Hmm, I liked your original suggestion:
Code: Select all
ml += (p = popcount(b));
switch(p) {
case 8:
....
ml[-8].m = ...;
...
case 0:
return ml;
}
Re: Fastest pawn quiet move generation I was able to come wi
Posted: Sat Jun 10, 2017 8:23 pm
by cdani
mkchan wrote:Could do for brevity:
Code: Select all
case 8:
case 7:
case 6:
...
case 2:
cas = lsb(b);
b &= b - 1;
casd = cas + increment;
ml->moviment = MakeMove(cas, casd);
ml++;
case 1:
...
This does not work, as the idea is that case 8 executes the code in case 8 + code in case 7 + code in case 6..., and is not doing this with your code.
Kotlov wrote:"switch - case" is slow construction
Yes, but with jump tables is quite fast.
Code: Select all
switch (popcount(b)) {
000000013FC0826B movzx ecx,al
000000013FC0826E cmp ecx,8
000000013FC08271 ja peons_moviments_quiets_o_sense_peoalpas+13Bh (013FC0839Bh)

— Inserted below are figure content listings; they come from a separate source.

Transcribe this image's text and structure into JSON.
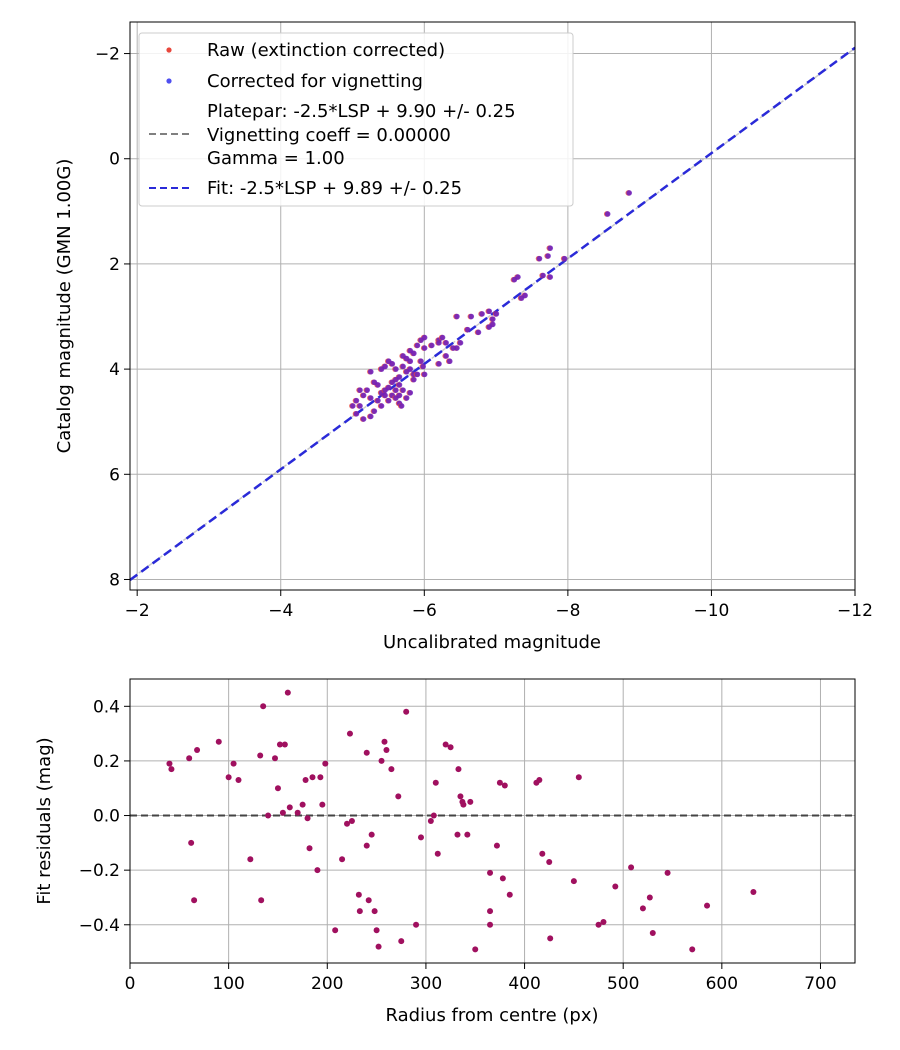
{
  "chart_data": [
    {
      "type": "scatter",
      "xlabel": "Uncalibrated magnitude",
      "ylabel": "Catalog magnitude (GMN 1.00G)",
      "xlim": [
        -1.9,
        -12
      ],
      "ylim": [
        8.2,
        -2.6
      ],
      "xticks": [
        -2,
        -4,
        -6,
        -8,
        -10,
        -12
      ],
      "xtick_labels": [
        "−2",
        "−4",
        "−6",
        "−8",
        "−10",
        "−12"
      ],
      "yticks": [
        -2,
        0,
        2,
        4,
        6,
        8
      ],
      "ytick_labels": [
        "−2",
        "0",
        "2",
        "4",
        "6",
        "8"
      ],
      "grid": true,
      "legend": {
        "position": "top-left",
        "raw_label": "Raw (extinction corrected)",
        "corrected_label": "Corrected for vignetting",
        "platepar_line1": "Platepar: -2.5*LSP + 9.90 +/- 0.25",
        "platepar_line2": "Vignetting coeff = 0.00000",
        "platepar_line3": "Gamma = 1.00",
        "fit_label": "Fit: -2.5*LSP + 9.89 +/- 0.25"
      },
      "colors": {
        "raw": "#e8473c",
        "corrected": "#4f4ff0",
        "overlap": "#6a1fbf",
        "fit": "#2a2ad8",
        "platepar": "#808080"
      },
      "fit_line": {
        "x": [
          -1.9,
          -12
        ],
        "y": [
          8.01,
          -2.11
        ]
      },
      "platepar_line": {
        "x": [
          -1.9,
          -12
        ],
        "y": [
          8.0,
          -2.1
        ]
      },
      "points": [
        [
          -8.85,
          0.65
        ],
        [
          -8.55,
          1.05
        ],
        [
          -7.95,
          1.9
        ],
        [
          -7.75,
          1.7
        ],
        [
          -7.72,
          1.85
        ],
        [
          -7.6,
          1.9
        ],
        [
          -7.75,
          2.25
        ],
        [
          -7.65,
          2.22
        ],
        [
          -7.3,
          2.25
        ],
        [
          -7.25,
          2.3
        ],
        [
          -7.4,
          2.6
        ],
        [
          -7.35,
          2.65
        ],
        [
          -7.0,
          2.95
        ],
        [
          -6.9,
          2.9
        ],
        [
          -6.8,
          2.95
        ],
        [
          -6.95,
          3.05
        ],
        [
          -6.65,
          3.0
        ],
        [
          -6.95,
          3.15
        ],
        [
          -6.9,
          3.2
        ],
        [
          -6.45,
          3.0
        ],
        [
          -6.6,
          3.25
        ],
        [
          -6.75,
          3.3
        ],
        [
          -6.5,
          3.5
        ],
        [
          -6.45,
          3.6
        ],
        [
          -6.4,
          3.6
        ],
        [
          -6.3,
          3.75
        ],
        [
          -6.3,
          3.5
        ],
        [
          -6.2,
          3.45
        ],
        [
          -6.25,
          3.4
        ],
        [
          -6.2,
          3.5
        ],
        [
          -6.2,
          3.9
        ],
        [
          -6.35,
          3.85
        ],
        [
          -6.1,
          3.55
        ],
        [
          -6.0,
          3.4
        ],
        [
          -5.95,
          3.45
        ],
        [
          -5.9,
          3.55
        ],
        [
          -6.0,
          3.6
        ],
        [
          -5.85,
          3.7
        ],
        [
          -5.8,
          3.65
        ],
        [
          -5.95,
          3.85
        ],
        [
          -6.0,
          4.1
        ],
        [
          -5.98,
          3.95
        ],
        [
          -5.8,
          3.85
        ],
        [
          -5.75,
          3.8
        ],
        [
          -5.7,
          3.75
        ],
        [
          -5.8,
          4.0
        ],
        [
          -5.85,
          4.1
        ],
        [
          -5.75,
          4.05
        ],
        [
          -5.7,
          3.95
        ],
        [
          -5.65,
          4.15
        ],
        [
          -5.6,
          4.0
        ],
        [
          -5.55,
          3.9
        ],
        [
          -5.5,
          3.85
        ],
        [
          -5.45,
          3.95
        ],
        [
          -5.4,
          4.0
        ],
        [
          -5.65,
          4.3
        ],
        [
          -5.6,
          4.2
        ],
        [
          -5.55,
          4.25
        ],
        [
          -5.7,
          4.4
        ],
        [
          -5.65,
          4.5
        ],
        [
          -5.6,
          4.4
        ],
        [
          -5.5,
          4.35
        ],
        [
          -5.45,
          4.5
        ],
        [
          -5.4,
          4.45
        ],
        [
          -5.35,
          4.3
        ],
        [
          -5.3,
          4.25
        ],
        [
          -5.25,
          4.05
        ],
        [
          -5.25,
          4.55
        ],
        [
          -5.2,
          4.4
        ],
        [
          -5.15,
          4.5
        ],
        [
          -5.1,
          4.7
        ],
        [
          -5.05,
          4.6
        ],
        [
          -5.0,
          4.7
        ],
        [
          -5.05,
          4.85
        ],
        [
          -5.15,
          4.95
        ],
        [
          -5.1,
          4.4
        ],
        [
          -5.35,
          4.6
        ],
        [
          -5.4,
          4.7
        ],
        [
          -5.5,
          4.6
        ],
        [
          -5.55,
          4.5
        ],
        [
          -5.6,
          4.55
        ],
        [
          -5.65,
          4.65
        ],
        [
          -5.75,
          4.55
        ],
        [
          -5.8,
          4.45
        ],
        [
          -5.85,
          4.2
        ],
        [
          -5.9,
          4.1
        ],
        [
          -5.3,
          4.8
        ],
        [
          -5.25,
          4.9
        ],
        [
          -5.45,
          4.4
        ],
        [
          -5.68,
          4.7
        ]
      ]
    },
    {
      "type": "scatter",
      "xlabel": "Radius from centre (px)",
      "ylabel": "Fit residuals (mag)",
      "xlim": [
        0,
        735
      ],
      "ylim": [
        -0.54,
        0.5
      ],
      "xticks": [
        0,
        100,
        200,
        300,
        400,
        500,
        600,
        700
      ],
      "xtick_labels": [
        "0",
        "100",
        "200",
        "300",
        "400",
        "500",
        "600",
        "700"
      ],
      "yticks": [
        0.4,
        0.2,
        0.0,
        -0.2,
        -0.4
      ],
      "ytick_labels": [
        "0.4",
        "0.2",
        "0.0",
        "−0.2",
        "−0.4"
      ],
      "grid": true,
      "zero_line": 0.0,
      "colors": {
        "points": "#a0105f",
        "zero": "#444444"
      },
      "points": [
        [
          40,
          0.19
        ],
        [
          42,
          0.17
        ],
        [
          60,
          0.21
        ],
        [
          62,
          -0.1
        ],
        [
          65,
          -0.31
        ],
        [
          68,
          0.24
        ],
        [
          90,
          0.27
        ],
        [
          100,
          0.14
        ],
        [
          105,
          0.19
        ],
        [
          110,
          0.13
        ],
        [
          122,
          -0.16
        ],
        [
          132,
          0.22
        ],
        [
          133,
          -0.31
        ],
        [
          135,
          0.4
        ],
        [
          140,
          0.0
        ],
        [
          147,
          0.21
        ],
        [
          150,
          0.1
        ],
        [
          152,
          0.26
        ],
        [
          155,
          0.01
        ],
        [
          157,
          0.26
        ],
        [
          160,
          0.45
        ],
        [
          162,
          0.03
        ],
        [
          170,
          0.01
        ],
        [
          175,
          0.04
        ],
        [
          178,
          0.13
        ],
        [
          180,
          -0.01
        ],
        [
          182,
          -0.12
        ],
        [
          185,
          0.14
        ],
        [
          190,
          -0.2
        ],
        [
          193,
          0.14
        ],
        [
          195,
          0.04
        ],
        [
          198,
          0.19
        ],
        [
          208,
          -0.42
        ],
        [
          215,
          -0.16
        ],
        [
          220,
          -0.03
        ],
        [
          223,
          0.3
        ],
        [
          225,
          -0.02
        ],
        [
          232,
          -0.29
        ],
        [
          233,
          -0.35
        ],
        [
          240,
          0.23
        ],
        [
          240,
          -0.11
        ],
        [
          242,
          -0.31
        ],
        [
          245,
          -0.07
        ],
        [
          248,
          -0.35
        ],
        [
          250,
          -0.42
        ],
        [
          252,
          -0.48
        ],
        [
          255,
          0.2
        ],
        [
          258,
          0.27
        ],
        [
          260,
          0.24
        ],
        [
          265,
          0.17
        ],
        [
          272,
          0.07
        ],
        [
          275,
          -0.46
        ],
        [
          280,
          0.38
        ],
        [
          290,
          -0.4
        ],
        [
          295,
          -0.08
        ],
        [
          305,
          -0.02
        ],
        [
          308,
          0.0
        ],
        [
          310,
          0.12
        ],
        [
          312,
          -0.14
        ],
        [
          320,
          0.26
        ],
        [
          325,
          0.25
        ],
        [
          332,
          -0.07
        ],
        [
          333,
          0.17
        ],
        [
          335,
          0.07
        ],
        [
          337,
          0.05
        ],
        [
          338,
          0.04
        ],
        [
          342,
          -0.07
        ],
        [
          345,
          0.05
        ],
        [
          350,
          -0.49
        ],
        [
          365,
          -0.4
        ],
        [
          365,
          -0.35
        ],
        [
          365,
          -0.21
        ],
        [
          372,
          -0.11
        ],
        [
          375,
          0.12
        ],
        [
          378,
          -0.23
        ],
        [
          380,
          0.11
        ],
        [
          385,
          -0.29
        ],
        [
          412,
          0.12
        ],
        [
          415,
          0.13
        ],
        [
          418,
          -0.14
        ],
        [
          425,
          -0.17
        ],
        [
          426,
          -0.45
        ],
        [
          450,
          -0.24
        ],
        [
          455,
          0.14
        ],
        [
          475,
          -0.4
        ],
        [
          480,
          -0.39
        ],
        [
          492,
          -0.26
        ],
        [
          508,
          -0.19
        ],
        [
          520,
          -0.34
        ],
        [
          527,
          -0.3
        ],
        [
          530,
          -0.43
        ],
        [
          545,
          -0.21
        ],
        [
          570,
          -0.49
        ],
        [
          585,
          -0.33
        ],
        [
          632,
          -0.28
        ]
      ]
    }
  ]
}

000000013FC08277 mov eax,ecx
000000013FC08279 lea rcx,[__rg_language (013FBF0000h)]
000000013FC08280 mov r9d,dword ptr [rcx+rax*4+183C8h]
000000013FC08288 add r9,rcx
000000013FC0828B jmp r9
mar wrote:
But where do you check that the squares in front of the pawns are empty?
I assume you mask-shift vacated squares in advance, like
Code: Select all
pawns & shift_backward(~occupied)
Yes, b variable has only pawns that can advance.
elcabesa wrote:
you unrolled the loop, how much faster it's respect to the original loop?
And the most important question, how much elo you gained agaisnt a more readable loop?
mar wrote:
What was the performance gain versus a loop? (and overall speed gain?)
Of course minimal, something like 1100000 n/s to 1100500 n/s to give an idea. Is more for fun than for anything other, and also is interesting to share and to have other ideas. Any elo gain is due to accumulating a few of those things.
hgm wrote:Rather than incrementing ml all the time, you could have stored the moves in the opposite order, and hard-code the offset w.r.t. the inintial ml:
mar wrote:
Hmm, I liked your original suggestion:
Nice one! I will try, sure is even better! Thanks.
Re: Fastest pawn quiet move generation I was able to come wi
Posted: Sat Jun 10, 2017 8:51 pm
by syzygy
mar wrote:Hmm, I liked your original suggestion:
Code: Select all
ml += (p = popcount(b));
switch(p) {
case 8:
....
ml[-8].m = ...;
...
case 0:
return ml;
}
OK, that is something the optimizer probably could do, in theory.